Suffice it to say, it was something of a disappointing project. By the time we’d crunched all the numbers, done all our surveys, finished our interviews and regression tables, it turned out that the answer to the question of “How does your religion affect your understanding of the world” was, for many people, “not much.”

But the thing that struck me the most in that project is something I’ve been chewing on for ten years now. As part of our focus group, we invited Mr. Johnny, an older man who made some nominal income on campus by living in the student apartments and responding to calls for repairs, telling students to turn their music down late at night, that sort of thing. I didn’t know him well, but I did know a little bit of his story. His wife had died about ten years prior, and as she’d been the breadwinner in the family, he was left without a lot of money. Somehow, he landed at the college, and so he was an easy recruit for the focus group.

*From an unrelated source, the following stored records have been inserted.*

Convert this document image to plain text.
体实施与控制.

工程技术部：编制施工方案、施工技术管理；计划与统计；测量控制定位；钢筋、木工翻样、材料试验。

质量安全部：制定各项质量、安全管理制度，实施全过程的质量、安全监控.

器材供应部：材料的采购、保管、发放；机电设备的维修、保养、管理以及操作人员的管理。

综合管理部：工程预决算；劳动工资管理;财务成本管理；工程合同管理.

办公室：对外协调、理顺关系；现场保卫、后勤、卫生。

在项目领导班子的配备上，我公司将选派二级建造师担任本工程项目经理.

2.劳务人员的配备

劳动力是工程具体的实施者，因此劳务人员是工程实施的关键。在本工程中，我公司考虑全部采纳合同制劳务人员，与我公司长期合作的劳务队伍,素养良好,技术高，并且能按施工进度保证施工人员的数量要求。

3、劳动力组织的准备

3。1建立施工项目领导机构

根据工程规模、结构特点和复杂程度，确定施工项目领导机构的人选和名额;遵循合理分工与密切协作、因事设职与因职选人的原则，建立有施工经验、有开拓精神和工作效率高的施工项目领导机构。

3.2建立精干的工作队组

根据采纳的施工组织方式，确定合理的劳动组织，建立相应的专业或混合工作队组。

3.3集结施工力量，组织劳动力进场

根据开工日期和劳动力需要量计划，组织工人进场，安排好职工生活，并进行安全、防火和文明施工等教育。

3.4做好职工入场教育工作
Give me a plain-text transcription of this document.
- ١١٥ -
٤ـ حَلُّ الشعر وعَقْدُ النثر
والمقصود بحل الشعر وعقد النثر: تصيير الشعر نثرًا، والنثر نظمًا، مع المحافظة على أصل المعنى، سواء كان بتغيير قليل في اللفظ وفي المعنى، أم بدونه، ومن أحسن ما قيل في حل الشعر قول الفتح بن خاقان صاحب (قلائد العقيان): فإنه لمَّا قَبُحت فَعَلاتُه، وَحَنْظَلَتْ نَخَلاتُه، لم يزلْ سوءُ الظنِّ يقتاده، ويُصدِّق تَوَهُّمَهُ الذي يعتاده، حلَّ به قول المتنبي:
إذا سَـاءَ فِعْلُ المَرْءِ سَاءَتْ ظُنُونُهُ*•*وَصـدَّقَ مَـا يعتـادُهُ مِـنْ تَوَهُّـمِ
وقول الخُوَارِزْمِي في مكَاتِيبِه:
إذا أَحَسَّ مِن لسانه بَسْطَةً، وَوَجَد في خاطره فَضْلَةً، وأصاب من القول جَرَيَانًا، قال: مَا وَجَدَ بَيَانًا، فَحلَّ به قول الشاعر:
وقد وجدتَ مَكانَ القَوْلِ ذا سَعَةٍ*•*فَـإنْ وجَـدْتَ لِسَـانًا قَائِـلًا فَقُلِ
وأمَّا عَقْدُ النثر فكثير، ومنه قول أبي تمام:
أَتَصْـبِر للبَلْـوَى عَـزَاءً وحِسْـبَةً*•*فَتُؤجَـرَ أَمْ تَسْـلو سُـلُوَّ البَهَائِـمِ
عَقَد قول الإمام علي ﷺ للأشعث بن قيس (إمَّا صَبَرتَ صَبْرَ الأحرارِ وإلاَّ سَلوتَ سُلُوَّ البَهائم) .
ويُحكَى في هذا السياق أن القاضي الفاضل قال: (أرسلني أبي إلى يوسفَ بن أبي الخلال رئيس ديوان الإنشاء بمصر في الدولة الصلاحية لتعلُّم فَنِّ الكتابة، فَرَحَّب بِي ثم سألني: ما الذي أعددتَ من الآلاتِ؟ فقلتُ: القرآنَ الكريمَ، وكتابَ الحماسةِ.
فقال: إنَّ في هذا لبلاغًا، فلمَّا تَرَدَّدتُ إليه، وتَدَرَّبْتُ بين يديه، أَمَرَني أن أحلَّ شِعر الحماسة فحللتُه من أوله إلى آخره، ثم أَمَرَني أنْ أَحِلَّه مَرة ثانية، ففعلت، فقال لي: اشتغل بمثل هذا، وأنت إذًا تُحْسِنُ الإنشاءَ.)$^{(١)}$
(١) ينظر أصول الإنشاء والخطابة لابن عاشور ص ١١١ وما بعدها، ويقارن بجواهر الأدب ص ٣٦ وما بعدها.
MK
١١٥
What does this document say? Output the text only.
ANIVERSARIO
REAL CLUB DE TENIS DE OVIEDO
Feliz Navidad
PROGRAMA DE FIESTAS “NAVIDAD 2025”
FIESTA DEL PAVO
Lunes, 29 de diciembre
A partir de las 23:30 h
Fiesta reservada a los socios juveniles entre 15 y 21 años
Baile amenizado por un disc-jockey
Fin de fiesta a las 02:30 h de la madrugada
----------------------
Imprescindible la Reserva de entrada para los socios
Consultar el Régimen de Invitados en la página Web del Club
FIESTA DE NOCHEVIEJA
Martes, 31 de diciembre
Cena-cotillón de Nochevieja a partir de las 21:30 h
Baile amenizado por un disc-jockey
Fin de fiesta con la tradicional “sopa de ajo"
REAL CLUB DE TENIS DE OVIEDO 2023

The day of the focus group, we went around the table and did introductions, and we had several high powered executives around the table, and the campus chaplain, and other learned folks, who were all clearly used to introducing themselves, as they spouted off their stations in life and awards and accomplishments, until we got to Mr. Johnny.

He said, “I’m Johnny,” and we moved on.

And we had a lively discussion. People pontificated and prattled on about this issue and that, although I couldn’t tell you exactly what we talked about. What I do remember was that at the end of the focus group, one of our project members looked at Mr. Johnny and said, “Mr. Johnny, you haven’t said much today. How does your religion affect your understanding of the world?”

And Mr. Johnny said something that I thought was really disappointing: “I’m just trying to do right so that I can go to Heaven.”

That was it. “I’m just trying to do right so that I can go to Heaven.” I remember being disappointed, because I believed—and I still believe!—that religion is about way more than going to Heaven. I was convinced—still am!—that the life of faith is about living, not dying, and that if God is the God of the living like we heard in this morning’s scripture lesson, we ought to worry less about going to Heaven and more about offering others a piece of Heaven on earth, and so it was a disappointing answer, a shallow answer, I thought, evidence of a shallow faith.

But as I was leaving the room, that answer reached up from the table and grabbed hold of me and hasn’t let go since, and I have to tell you that ten years later I’ve arrived somewhere completely different.

I am somewhat ashamed to say that it took me a long time to realize that what Mr. Johnny was saying was not that he was only interested in heaven, although he’d lost his wife and that was certainly on his mind. The business of accepting eternal life is not about accepting it the moment you cross the precipice of death, but about accepting it now, for the life that comes from Jesus does not begin with death, but with acceptance that I am not in charge. The world does not revolve around me. The business of worshipping God does not just happen on Sunday morning. It happens every time I acknowledge that my ultimate allegiance belongs to God rather than my own political beliefs or my own desires. Every time I acknowledge my allegiance to God, that is an act of worship.

Here, I was being critical of Johnny for doing right so that he could get to Heaven, just sitting around waiting for his eternal life to begin, when it had already begun! You cannot separate the business of Heaven from the business of living, for the eternal life that Jesus promises is not merely about dying, although that’s just as inevitable as taxes and trash on TV. It is not just about death, because when you choose to follow Jesus, Indeed you cannot die anymore, because you are like angels and are children of God, being children of the resurrection. For God is God of the living, for to God all of us are alive.

God is the God of the living! And, Luke says, to God all of us are alive! This is great news, but I would suggest to you that we ought to be following Jesus in such a way that God isn’t the only one who thinks so.